Analysys of problems caused by "with wildcards" applies also to "with stemming" and "with thesaurus". It does not apply to "with stop words" because "stop words" by itself is not a valid expression.

Regards
Nikolay
Comment 1 Jim Melton 2009-09-11 02:18:18 UTC
The Full Text Task Force has determined to fix this problem by replacing the word "with" with the word "using", and slightly regularizing the grammar so that "using" is used consistently throughout the various match options. 

I am not yet marking this bug RESOLVED/FIXED because some grammar details are still being hashed out. 
Comment 2 Jim Melton 2009-10-08 22:19:04 UTC
In its teleconference of 2009-09-28, the Full Text Task Force resolved to adopt the solution mentioned in http://www.w3.org/Bugs/Public/show_bug.cgi?id=7271#c1.  As a result of this change to the grammar, I am marking this big RESOLVED/FIXED.  If you agree with the solution, please mark it CLOSED. 
Comment 3 Michael Dyck 2009-10-13 15:05:34 UTC
*** Bug 7907 has been marked as a duplicate of this bug. ***
Comment 4 Nikolay Ognyanov 2009-10-15 13:40:48 UTC
Sorry, I can not agree or disagree with the solution because is not described in sufficient detail here.
Comment 5 Michael Dyck 2009-10-15 18:01:41 UTC
To resolve the conflicts you pointed out, we made the following changes to the "match options" portion of the grammar:

1) In the production for FTMatchOptions, introduce the keyword "using" before the symbol FTMatchOption, i.e.:
    [166] FTMatchOptions ::= ("using" FTMatchOption)+

2) Remove all occurrences of the "with" keyword.

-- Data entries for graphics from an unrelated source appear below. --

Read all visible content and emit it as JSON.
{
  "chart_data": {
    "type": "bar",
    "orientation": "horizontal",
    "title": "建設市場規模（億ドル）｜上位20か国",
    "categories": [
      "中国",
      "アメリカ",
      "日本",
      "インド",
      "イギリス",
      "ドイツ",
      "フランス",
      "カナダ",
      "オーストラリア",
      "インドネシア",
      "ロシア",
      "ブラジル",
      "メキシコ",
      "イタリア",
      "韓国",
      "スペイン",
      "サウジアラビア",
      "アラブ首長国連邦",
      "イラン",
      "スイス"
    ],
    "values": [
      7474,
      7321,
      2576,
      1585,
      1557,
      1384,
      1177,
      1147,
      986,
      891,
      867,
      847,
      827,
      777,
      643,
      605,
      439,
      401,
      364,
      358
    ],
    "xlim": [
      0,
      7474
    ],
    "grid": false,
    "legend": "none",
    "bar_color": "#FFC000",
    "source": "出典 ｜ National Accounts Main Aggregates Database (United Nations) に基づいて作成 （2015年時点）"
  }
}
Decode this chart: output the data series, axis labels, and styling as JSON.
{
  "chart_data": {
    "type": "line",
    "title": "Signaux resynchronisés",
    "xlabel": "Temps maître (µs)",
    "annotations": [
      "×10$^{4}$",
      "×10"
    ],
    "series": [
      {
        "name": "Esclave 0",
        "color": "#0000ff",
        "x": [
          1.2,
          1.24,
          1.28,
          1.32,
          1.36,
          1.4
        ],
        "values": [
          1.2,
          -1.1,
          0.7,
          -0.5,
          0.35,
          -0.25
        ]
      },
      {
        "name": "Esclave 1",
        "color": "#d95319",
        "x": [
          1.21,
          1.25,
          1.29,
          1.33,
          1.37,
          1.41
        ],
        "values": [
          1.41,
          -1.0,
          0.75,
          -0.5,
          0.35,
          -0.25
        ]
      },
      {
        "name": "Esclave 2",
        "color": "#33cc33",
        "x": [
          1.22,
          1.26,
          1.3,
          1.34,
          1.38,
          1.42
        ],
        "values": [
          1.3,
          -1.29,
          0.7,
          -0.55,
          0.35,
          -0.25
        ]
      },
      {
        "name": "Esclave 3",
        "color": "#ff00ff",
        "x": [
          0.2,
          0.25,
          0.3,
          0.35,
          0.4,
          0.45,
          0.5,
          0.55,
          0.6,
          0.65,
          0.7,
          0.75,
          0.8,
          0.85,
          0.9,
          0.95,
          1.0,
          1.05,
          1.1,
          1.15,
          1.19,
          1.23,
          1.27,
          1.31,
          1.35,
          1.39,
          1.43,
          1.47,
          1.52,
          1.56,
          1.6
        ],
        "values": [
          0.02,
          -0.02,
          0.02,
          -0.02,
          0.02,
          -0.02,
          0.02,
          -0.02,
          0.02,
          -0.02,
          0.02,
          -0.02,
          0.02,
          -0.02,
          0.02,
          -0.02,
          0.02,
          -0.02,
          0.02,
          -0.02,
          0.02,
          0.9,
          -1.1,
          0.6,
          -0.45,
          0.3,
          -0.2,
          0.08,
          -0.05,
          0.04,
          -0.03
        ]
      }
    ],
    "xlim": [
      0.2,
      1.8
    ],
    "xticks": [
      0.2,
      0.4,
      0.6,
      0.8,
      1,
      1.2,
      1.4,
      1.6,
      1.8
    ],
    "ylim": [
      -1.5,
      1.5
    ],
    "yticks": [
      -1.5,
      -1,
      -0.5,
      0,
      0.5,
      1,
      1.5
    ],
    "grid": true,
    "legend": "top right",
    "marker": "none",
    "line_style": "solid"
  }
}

3) Change each occurrence of "without" to "no".
   (Note that this doesn't apply to the "without" in FTIgnoreOption.)

To improve consistency, we also made the following change:

4) In FTStopWordOption, change the "default" syntax from
       default stop words ...
   to
       stop words default ...
Comment 6 Nikolay Ognyanov 2009-10-15 23:24:43 UTC
Thank you for the detailed description. I agree that these grammar changes solve the problems described above.